When comparing the pros and cons of generic vs. focused gradients, it helps to envision the changing behaviour of a compound during a 0% to 100% gradient. Once the injected sample has adsorbed onto the stationary phase, before the target compound has fully eluted, it will be in one of three states (below) in which k*represents the retention factor under specific gradient conditions.

  1. Strong retention on the stationary phase; compound not moving (k* >> 10)
  2. Weak retention on the stationary phase; beginning to travel down the column (1 < k* < 10)
  3. Zero retention on the stationary phase; compound traveling at solvent front (k* < 1)

These three pre-elution states each correspond to a specific %B zone within the gradient. There is a fourth zone post-elution where the process continues to run while the compound is already off the column.

From a purification standpoint, the simplest case would one in which all non-target compounds are completely retained while the target is fully eluted. The reverse occurs when the target compound is retained on the column, while the impurities fully elute. The target is then eluted using a second strong solvent, that is, a catch and release purification.

The most difficult, by contrast, would involve two or more compounds having weak retention in the same %B range, in which case they will easily co-elute unless an optimized gradient is employed.

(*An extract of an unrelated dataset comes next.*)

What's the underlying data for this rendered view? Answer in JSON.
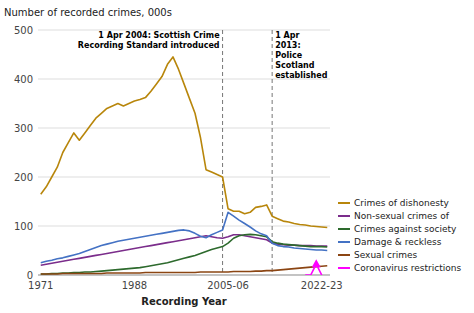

Generic gradients are relatively inefficient as compared to focused gradients. In a generic method, the most effective segment of the 0-100% gradient range is the 5-15 %B portion in which the k* value for the target compound is between 1 and 10, with the compound actively migrating down the column. In a generic gradient, therefore, 85% to 95% of the run is wasted because the compound is a) still sitting at the head of the column and not moving at all; or b) moving with the solvent front and having no further interaction with the stationary phase; or c) already eluted and collected into your test tube.